After much searching, she found the stone of curious shape wrapped in soft leather, which her old friend said she could use to rub the stone with.

Betty again set to work with a will, but rub as hard as she could, no rubbing seemed to affect the blackness of the stone, and at the end of a week it seemed blacker than ever. She was much troubled at this, and the Wise Woman, who read her thoughts, told her not to despair, as its blacker blackness was a sign that all would be well, and that she was in a fair way of getting wings to fly up the witch’s stairs.

‘How?’ was on Betty’s lips, but a warning look from the Wise Woman’s wonderful bright eyes made the question die unspoken.

For many a week longer the girl rubbed the sable stone—patiently and quietly most of the time, but there were days when she felt like throwing the stone out of the window and running away home to her mother. But pity for her poor little friends shut up in the witch’s chamber made her persevere with her task.

One day, when she was almost worn out with rubbing, she saw a faint glow come into the stone, which, as she rubbed harder and quicker than ever, grew brighter and brighter, until it lay in her hand as red as a poppy.

‘The stone is all afire!’ she cried, taking it to the Wise Woman.

‘It is the colour of life at last,’ said the ancient dame, gazing at it with her wonderful bright eyes; ‘and another spell loosened to the witch’s undoing,’ she muttered, half to herself. And noticing that Betty was listening with all her ears, she told the child to look in the settle for a box, and when she had found it to put it on the table and lay the stone within it.

There was only one box in the settle, which, though small, was most exquisitely carved all over with wings—wing interlacing wing—and as Betty set it on the table and put the stone into it, she thought she had never seen such a lovely box.

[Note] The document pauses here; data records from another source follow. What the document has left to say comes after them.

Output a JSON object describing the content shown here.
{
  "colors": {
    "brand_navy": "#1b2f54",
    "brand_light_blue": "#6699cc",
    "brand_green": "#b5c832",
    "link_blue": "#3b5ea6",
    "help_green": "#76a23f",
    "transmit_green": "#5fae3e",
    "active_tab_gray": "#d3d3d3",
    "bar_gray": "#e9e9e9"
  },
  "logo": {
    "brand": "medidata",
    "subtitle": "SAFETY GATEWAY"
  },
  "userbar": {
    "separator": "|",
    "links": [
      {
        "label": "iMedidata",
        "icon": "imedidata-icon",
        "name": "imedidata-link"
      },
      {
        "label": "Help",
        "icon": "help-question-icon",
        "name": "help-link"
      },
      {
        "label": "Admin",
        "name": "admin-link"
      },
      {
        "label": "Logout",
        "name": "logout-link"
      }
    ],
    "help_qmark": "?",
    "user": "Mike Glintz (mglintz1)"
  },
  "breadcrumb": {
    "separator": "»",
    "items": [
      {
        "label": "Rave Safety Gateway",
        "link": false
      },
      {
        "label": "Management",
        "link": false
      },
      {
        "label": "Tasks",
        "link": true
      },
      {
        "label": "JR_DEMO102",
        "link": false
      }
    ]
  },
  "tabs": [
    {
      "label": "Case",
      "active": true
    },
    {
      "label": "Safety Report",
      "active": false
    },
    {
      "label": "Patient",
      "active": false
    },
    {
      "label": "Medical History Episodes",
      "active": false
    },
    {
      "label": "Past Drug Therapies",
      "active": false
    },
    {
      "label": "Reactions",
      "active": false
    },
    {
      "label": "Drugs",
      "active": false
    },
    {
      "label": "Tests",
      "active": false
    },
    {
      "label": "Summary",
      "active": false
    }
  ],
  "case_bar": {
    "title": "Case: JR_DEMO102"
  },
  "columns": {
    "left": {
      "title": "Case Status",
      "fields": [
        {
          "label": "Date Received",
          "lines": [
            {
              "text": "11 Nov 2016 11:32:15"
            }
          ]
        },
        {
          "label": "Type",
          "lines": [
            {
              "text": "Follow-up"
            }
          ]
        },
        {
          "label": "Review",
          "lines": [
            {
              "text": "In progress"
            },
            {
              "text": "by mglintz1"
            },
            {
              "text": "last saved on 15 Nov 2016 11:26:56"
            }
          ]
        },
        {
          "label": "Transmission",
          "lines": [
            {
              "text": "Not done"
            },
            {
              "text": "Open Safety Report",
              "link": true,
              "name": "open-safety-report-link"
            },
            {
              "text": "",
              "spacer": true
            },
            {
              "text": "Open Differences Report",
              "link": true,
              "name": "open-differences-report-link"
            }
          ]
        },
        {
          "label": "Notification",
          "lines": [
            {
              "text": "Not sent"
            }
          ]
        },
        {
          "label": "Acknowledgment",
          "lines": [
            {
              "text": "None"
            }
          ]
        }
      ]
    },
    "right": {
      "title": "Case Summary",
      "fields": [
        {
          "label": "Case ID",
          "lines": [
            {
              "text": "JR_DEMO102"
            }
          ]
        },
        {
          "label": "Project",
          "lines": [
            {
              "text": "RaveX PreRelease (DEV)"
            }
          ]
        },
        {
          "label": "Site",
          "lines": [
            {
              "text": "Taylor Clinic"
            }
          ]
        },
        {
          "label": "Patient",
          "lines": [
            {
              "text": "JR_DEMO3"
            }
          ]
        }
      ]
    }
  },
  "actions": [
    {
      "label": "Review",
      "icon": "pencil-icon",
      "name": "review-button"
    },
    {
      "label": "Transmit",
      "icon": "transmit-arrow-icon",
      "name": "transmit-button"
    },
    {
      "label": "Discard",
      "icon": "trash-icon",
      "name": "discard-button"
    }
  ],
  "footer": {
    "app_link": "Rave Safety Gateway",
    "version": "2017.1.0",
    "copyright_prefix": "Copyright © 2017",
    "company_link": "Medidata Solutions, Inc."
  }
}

The next morning, when she awoke, she saw the Wise Woman at the door of the hut with the stone in her hand, and she heard her chanting: ‘Go the way thy sisters went—the way of the west wind, and ask the King of the Wee Folk to give thee permission to help in the undoing of an evil wrought by the Witch o’ the Well;’ and Betty, staring with all her eyes, saw the ancient dame fling the stone out on to the down, along which it rolled at a rapid rate, burning as it went with a rosy splendour. It went the way the feathers had gone.

Betty dressed quickly, and busied herself about the hut, to keep herself from asking if the stone was really a stone, for she did not believe it was, and she ached to know.